The Independent Petroleum Marketers Association of Nigeria, IPMAN has faulted the oil sector’s incapability to cater for the full fuel supply order of oil marketers nationwide.

Investors King learnt that the volume of products supplied to marketers dropped by 50 percent since July, 2022 which has worsened the fuel scarcity situation.

The Deputy National President of IPMAN, Zahra Mustapha, during a Television interview stressed that there is confusion in the nation’s oil sector.

Mustapha, who said the fuel subsidy issue is complex, explained that the federal government is overwhelmed by the burden of fuel subsidy which is not sustainable.

“The fact of the matter is that we are in a very complex situation because the burden of subsidy that the government is carrying is no more sustainable and the volume that the NNPC for now, being the sole importer of the petroleum product, PMS, has been hit hard, because of that the supply that we receive as the marketers at the loading point is being reduced by over 50 per cent.

“It doesn’t seem that they (NNPC) are bringing in more, if they are, we will be getting the volume we usually get before.
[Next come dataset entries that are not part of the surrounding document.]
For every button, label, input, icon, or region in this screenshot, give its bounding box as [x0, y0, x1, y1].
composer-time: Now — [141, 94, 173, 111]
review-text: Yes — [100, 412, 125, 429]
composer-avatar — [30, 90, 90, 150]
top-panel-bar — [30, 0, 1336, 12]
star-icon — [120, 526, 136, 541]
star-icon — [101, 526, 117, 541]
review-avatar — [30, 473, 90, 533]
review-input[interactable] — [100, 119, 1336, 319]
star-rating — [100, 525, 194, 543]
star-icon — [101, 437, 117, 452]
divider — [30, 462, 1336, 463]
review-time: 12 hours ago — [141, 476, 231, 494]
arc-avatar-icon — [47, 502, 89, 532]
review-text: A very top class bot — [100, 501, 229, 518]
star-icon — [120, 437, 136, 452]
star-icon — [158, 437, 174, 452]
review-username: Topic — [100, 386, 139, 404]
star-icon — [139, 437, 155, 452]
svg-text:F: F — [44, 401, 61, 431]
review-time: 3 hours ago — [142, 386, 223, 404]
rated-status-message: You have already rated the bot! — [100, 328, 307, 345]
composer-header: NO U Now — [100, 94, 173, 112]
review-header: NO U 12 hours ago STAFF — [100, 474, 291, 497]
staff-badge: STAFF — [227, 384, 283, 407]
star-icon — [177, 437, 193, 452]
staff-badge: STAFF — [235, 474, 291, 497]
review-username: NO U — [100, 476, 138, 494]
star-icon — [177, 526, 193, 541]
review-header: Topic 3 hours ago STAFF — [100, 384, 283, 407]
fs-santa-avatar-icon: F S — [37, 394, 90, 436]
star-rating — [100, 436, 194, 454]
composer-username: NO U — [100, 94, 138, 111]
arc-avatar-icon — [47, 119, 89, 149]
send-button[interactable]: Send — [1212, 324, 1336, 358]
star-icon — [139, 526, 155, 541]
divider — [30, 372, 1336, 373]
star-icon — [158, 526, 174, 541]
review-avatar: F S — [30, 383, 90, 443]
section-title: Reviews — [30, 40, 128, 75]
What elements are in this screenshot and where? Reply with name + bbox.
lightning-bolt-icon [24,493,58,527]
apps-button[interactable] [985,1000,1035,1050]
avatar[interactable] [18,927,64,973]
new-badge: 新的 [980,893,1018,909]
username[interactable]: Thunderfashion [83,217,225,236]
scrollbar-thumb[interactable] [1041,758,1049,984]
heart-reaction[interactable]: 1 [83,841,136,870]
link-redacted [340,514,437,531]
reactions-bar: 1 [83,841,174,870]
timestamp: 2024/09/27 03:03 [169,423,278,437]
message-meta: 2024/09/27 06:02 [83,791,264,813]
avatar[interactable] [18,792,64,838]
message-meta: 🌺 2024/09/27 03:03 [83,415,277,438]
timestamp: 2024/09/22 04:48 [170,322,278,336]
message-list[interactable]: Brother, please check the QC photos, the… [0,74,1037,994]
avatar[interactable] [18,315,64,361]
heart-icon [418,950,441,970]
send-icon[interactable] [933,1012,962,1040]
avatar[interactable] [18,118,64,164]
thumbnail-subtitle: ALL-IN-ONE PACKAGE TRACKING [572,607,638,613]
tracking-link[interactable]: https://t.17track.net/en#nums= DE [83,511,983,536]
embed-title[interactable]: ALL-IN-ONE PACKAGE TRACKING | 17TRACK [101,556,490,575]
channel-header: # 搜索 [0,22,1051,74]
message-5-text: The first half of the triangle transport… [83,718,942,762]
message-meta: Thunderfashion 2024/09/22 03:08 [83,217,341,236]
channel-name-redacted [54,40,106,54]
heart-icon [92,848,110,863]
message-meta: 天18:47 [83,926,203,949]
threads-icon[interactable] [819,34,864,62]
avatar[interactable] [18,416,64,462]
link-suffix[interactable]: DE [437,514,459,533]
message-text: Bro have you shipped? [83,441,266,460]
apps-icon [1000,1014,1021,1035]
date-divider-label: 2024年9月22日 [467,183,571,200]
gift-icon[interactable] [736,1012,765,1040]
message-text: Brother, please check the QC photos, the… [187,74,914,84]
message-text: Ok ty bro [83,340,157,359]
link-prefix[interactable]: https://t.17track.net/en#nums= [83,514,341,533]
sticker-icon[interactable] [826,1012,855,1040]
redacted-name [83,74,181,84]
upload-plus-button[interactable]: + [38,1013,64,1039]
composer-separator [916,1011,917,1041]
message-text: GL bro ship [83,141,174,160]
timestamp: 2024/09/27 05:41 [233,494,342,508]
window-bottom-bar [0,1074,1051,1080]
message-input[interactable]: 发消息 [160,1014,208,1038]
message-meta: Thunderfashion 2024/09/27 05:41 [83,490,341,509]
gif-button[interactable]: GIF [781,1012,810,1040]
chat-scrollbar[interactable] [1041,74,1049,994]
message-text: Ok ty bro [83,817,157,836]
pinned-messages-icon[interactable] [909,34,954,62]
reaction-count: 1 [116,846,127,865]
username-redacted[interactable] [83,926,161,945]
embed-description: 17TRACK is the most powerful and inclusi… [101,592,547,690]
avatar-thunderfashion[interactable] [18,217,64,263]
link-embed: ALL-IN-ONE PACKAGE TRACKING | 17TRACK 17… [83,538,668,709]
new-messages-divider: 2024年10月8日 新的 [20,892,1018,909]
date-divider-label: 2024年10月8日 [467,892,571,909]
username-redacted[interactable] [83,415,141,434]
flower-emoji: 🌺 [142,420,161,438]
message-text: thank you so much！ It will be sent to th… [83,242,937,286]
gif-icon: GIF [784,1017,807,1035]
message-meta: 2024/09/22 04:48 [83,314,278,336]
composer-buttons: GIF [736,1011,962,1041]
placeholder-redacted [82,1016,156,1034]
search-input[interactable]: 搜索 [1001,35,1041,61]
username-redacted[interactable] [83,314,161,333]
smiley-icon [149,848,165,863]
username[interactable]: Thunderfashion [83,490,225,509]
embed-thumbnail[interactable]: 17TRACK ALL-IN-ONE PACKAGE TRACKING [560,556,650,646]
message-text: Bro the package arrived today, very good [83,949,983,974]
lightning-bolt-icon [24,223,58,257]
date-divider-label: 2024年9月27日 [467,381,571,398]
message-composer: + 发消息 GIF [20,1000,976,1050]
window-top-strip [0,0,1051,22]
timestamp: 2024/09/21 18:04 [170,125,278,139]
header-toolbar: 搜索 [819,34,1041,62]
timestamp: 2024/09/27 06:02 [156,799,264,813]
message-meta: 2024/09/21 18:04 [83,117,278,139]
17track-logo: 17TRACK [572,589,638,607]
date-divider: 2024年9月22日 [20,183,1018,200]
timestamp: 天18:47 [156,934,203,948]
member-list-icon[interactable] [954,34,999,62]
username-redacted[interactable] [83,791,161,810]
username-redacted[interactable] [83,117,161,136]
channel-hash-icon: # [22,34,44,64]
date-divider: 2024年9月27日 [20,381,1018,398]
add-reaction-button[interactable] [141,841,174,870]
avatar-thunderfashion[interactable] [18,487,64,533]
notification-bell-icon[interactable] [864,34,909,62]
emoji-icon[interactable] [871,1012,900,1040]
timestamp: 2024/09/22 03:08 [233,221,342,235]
Since July/August last year the volume we receive now is not up to 40 or 50 percent of what we usually get. As of today, the volume we are getting is not enough,” he said.

Mustapha stated that the situation has been reported to the oil sector regulatory bodies and the oil marketers are expecting their actions.

He further lamented the high supply cost and transportation which makes them sell it at a much higher rate to the consumers.

“We are supposed to get this product at N148 but we are buying at N22o and it keeps increasing. 240 in Lagos, 235 in Warri, 240 in Port Harcourt, in Calabar it is as high as N250 per litre for marketers, and you buy and transport yourself to where your retail outlet is. We cannot buy the product between 220 to 240 naira, transport it for about N50, which is already N300, then expect the marketer to sell to the public for N200 or N190. It is not realisable.

“There are a lot of confusions in the industry, which the government must come in and address these confusions so that the common man can get the product for the approved price,” said Mustapha.